Le projet fournit une formation de professionnels de la santé publique pour prendre soin des femmes lesbiennes

Le projet de loi 3307/24 établit la politique nationale de formation et de formation continue des professionnels de la santé publique dans les soins aux femmes lesbiennes et bisexuelles dans le système de santé unifié (Sus).

Par la proposition analysée à la Chambre des représentants, la politique comprend la formation continue des professionnels de la santé pour s'assurer qu'ils sont prêts à répondre aux besoins spécifiques des femmes lesbiennes et bisexuelles de manière appropriée et respectueuse.

Les professionnels devraient être qualifié Même identifier et traiter les cas de violence de genre pour assurer un soutien approprié et une référence sûre.

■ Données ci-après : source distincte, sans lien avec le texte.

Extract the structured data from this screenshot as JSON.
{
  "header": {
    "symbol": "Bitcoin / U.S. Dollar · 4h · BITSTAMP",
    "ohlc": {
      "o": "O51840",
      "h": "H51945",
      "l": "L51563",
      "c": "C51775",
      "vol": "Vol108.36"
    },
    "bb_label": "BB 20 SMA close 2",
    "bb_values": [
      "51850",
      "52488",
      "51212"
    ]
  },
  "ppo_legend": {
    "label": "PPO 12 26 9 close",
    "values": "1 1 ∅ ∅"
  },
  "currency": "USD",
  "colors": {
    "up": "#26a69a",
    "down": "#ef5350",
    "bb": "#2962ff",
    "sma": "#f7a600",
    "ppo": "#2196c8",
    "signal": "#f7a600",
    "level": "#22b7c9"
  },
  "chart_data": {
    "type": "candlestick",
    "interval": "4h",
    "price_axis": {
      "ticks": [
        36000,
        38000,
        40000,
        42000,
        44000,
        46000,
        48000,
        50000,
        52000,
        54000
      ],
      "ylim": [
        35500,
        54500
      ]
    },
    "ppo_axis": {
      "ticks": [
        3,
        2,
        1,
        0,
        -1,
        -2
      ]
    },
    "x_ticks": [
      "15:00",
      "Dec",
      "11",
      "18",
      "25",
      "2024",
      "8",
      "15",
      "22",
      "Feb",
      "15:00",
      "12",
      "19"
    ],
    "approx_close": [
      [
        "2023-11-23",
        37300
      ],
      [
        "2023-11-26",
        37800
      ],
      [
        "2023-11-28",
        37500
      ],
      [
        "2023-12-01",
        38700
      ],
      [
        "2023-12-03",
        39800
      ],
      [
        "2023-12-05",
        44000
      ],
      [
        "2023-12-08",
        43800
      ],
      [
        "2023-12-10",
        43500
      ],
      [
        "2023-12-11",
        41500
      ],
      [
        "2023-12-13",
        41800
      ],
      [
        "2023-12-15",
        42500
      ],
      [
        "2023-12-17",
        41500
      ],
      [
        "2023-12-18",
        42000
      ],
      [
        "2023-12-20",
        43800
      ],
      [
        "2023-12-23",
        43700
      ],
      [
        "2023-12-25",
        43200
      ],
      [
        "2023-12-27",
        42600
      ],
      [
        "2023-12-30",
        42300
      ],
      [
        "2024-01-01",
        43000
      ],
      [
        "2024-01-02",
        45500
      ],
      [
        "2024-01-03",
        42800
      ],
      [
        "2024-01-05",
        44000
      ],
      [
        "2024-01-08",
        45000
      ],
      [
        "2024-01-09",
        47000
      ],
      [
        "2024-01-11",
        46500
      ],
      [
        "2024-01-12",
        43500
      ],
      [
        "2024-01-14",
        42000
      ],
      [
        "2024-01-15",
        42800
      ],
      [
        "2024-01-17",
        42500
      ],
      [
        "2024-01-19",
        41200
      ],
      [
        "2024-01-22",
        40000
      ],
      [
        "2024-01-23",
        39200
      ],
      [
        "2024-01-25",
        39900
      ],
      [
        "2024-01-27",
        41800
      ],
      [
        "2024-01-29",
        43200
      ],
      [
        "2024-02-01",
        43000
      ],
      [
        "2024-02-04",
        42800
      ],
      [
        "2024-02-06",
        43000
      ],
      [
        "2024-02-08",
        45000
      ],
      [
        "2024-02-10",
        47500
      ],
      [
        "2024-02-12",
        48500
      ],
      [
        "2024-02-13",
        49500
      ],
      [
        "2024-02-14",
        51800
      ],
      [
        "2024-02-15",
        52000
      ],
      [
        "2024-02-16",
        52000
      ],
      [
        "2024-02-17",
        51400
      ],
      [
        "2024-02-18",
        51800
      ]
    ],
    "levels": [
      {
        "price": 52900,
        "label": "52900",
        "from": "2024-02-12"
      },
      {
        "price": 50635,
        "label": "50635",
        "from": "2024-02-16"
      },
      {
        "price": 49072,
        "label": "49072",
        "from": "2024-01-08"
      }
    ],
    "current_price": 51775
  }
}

De plus, des protocoles de soins spécifiques devraient être établis pour ces femmes. La politique prévoit également l'inclusion du thème de la diversité sexuelle et des sexes dans les processus de l'éducation permanente des gestionnaires, des agents de santé et des membres des conseils de santé.

Discrimination

Auteur du projet de loi, le député Daiana Santos (PCDOB-RS) cite des données de la seconde «Lesbocenso nationaux: cartographie des expériences lesbiennes au Brésil», réalisée par la Ligue lesbienne brésilienne et la Brasilia Feminist Lesbian Association, selon laquelle 25% des femmes lesbiennes ont subi une discrimination dans les soins gynécologiques et 73% ont déclaré avoir peur, la peur ou l'embarras pour parler de leurs conseils Sexual dans les soins de santé.

« L'absence de formation spécifique sur les besoins de santé de cette population, combinée à la persistance des préjugés, a un impact négatif sur la qualité des soins », explique le parlementaire.

« Le fait que bon nombre de ces femmes évitent les soins de santé en raison de la peur de la discrimination est un grave problème de santé publique, qui peut aggraver la condition de maladies évitables ou traitables », ajoute-t-il.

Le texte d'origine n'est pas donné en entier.